The Questionnaire.As the British and German proposals were based on different principles M. Renault proposed that a small Committee should be appointed to prepare a Questionnaire for solution by the Sub-Committee. This was done, and Sir Edward Fry, Herr Kriege and M. Renault, who composed the Committee, after several meetings agreed upon eight questions2 . The Questionnaire was discussed at the meetings of the Second Sub-Committee on the 4th and 11th July3 . On the first question, Is it advisable to institute an international Court of Appeal?, Baron Marschall and Sir Edward Fry spoke in support of their respective proposals, and the discussion was favourable to the establishment of a Court4 .

The second question: Shall the Court to be established deal only with cases between the belligerent state which has captured the prize and the state which claims for its subjects injured by the capture, or can it be seized of the case directly by individuals who assert that they have suffered injury?
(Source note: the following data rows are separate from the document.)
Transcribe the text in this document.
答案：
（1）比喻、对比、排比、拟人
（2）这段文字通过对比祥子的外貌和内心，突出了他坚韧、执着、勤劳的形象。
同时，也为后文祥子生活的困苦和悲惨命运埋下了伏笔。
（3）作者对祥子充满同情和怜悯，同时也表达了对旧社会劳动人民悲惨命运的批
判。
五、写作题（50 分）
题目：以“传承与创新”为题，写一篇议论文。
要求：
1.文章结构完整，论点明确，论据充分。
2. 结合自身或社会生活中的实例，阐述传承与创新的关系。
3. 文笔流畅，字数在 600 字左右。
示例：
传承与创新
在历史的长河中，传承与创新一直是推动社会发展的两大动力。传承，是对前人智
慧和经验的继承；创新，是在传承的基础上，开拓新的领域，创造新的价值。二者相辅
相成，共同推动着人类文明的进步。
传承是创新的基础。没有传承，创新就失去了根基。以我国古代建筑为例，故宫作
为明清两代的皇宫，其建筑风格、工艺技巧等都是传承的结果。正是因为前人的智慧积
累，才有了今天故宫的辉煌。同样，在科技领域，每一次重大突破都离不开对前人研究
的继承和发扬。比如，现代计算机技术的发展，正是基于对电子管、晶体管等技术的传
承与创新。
Sir Edward Fry supported the British view that states, the subjects of international law, should be parties to the proceedings before the proposed Court, while Herr Kriege defended the German proposal to allow individuals to appear1 .

The third question: Is the Court to take cognizance of all prize cases or only of cases in which the interests of neutral Governments or neutral individuals are concerned? Sir Edward Fry argued in favour of the latter, Herr Kriege of the former of these two positions.
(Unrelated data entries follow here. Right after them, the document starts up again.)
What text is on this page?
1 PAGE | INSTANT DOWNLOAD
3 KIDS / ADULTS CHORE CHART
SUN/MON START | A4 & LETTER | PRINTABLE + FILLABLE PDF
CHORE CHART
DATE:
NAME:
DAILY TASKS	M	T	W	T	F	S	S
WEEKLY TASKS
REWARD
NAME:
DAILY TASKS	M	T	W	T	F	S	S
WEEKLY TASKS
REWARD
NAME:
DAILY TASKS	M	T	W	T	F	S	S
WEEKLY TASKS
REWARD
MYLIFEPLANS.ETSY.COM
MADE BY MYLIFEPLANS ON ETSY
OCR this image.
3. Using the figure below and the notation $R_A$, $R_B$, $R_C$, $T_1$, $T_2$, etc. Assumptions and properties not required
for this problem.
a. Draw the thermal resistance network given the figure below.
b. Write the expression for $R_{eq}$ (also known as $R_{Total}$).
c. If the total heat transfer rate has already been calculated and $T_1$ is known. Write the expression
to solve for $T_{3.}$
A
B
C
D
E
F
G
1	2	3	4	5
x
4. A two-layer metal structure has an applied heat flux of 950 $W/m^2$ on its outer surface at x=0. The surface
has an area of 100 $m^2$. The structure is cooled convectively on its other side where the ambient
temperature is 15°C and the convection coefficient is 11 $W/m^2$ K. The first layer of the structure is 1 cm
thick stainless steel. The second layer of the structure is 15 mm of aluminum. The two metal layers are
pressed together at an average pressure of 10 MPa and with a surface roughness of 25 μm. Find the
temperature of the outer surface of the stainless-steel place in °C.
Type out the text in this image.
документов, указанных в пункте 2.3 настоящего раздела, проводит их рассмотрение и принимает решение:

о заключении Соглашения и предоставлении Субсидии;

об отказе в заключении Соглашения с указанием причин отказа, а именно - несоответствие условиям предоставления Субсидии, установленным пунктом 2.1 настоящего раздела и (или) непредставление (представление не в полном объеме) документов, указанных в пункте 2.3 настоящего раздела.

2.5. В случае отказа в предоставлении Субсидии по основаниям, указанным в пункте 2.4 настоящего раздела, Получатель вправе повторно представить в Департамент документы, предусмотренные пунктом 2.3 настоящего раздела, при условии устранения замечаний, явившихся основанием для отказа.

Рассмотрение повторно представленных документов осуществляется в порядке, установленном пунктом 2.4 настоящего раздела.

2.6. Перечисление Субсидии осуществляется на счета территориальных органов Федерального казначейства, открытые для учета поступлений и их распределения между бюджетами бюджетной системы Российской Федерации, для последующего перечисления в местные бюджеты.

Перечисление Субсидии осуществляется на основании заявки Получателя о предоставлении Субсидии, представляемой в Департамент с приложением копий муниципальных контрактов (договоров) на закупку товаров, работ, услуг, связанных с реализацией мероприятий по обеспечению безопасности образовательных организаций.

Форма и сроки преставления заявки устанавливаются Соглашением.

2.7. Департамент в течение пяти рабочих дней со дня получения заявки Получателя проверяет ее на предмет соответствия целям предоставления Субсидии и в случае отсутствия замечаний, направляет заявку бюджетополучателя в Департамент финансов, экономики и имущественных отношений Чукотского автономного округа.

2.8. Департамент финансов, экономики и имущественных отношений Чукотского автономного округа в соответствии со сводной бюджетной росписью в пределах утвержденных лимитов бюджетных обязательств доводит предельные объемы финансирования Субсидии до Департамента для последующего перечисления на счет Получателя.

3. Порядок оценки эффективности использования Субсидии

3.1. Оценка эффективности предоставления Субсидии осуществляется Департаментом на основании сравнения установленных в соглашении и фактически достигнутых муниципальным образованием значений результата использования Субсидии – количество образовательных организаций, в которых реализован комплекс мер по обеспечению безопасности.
The fourth question: When does the jurisdiction of the International Prize Court begin? Should it be seized of the case from the time when the Courts of first instance shall have given their verdict on the validity of the capture, or must it wait until the final decision has been given by the captor’s state? Sir Edward Fry supported the latter view, which Herr Kriege admitted from the theoretical point of view, but urged that owing to the long delays which often occurred in obtaining a definitive decision appeals should be allowed from Courts of first instance2 .

The fifth question: Shall the International Court have a permanent character or shall it only be constituted at the outbreak of each war? The German delegate, while admitting that a permanent Court would be more likely to ensure continuity of international legal principles, considered that the difficulties in constituting such a Court were insuperable, as it should for this purpose contain representatives from all states, and this would make it too unwieldy. He then proceeded to criticise the British proposal to exclude from membership states with a small mercantile marine. M. Ruy Barbosa (Brazil) supported the British proposal for a permanent institution3 .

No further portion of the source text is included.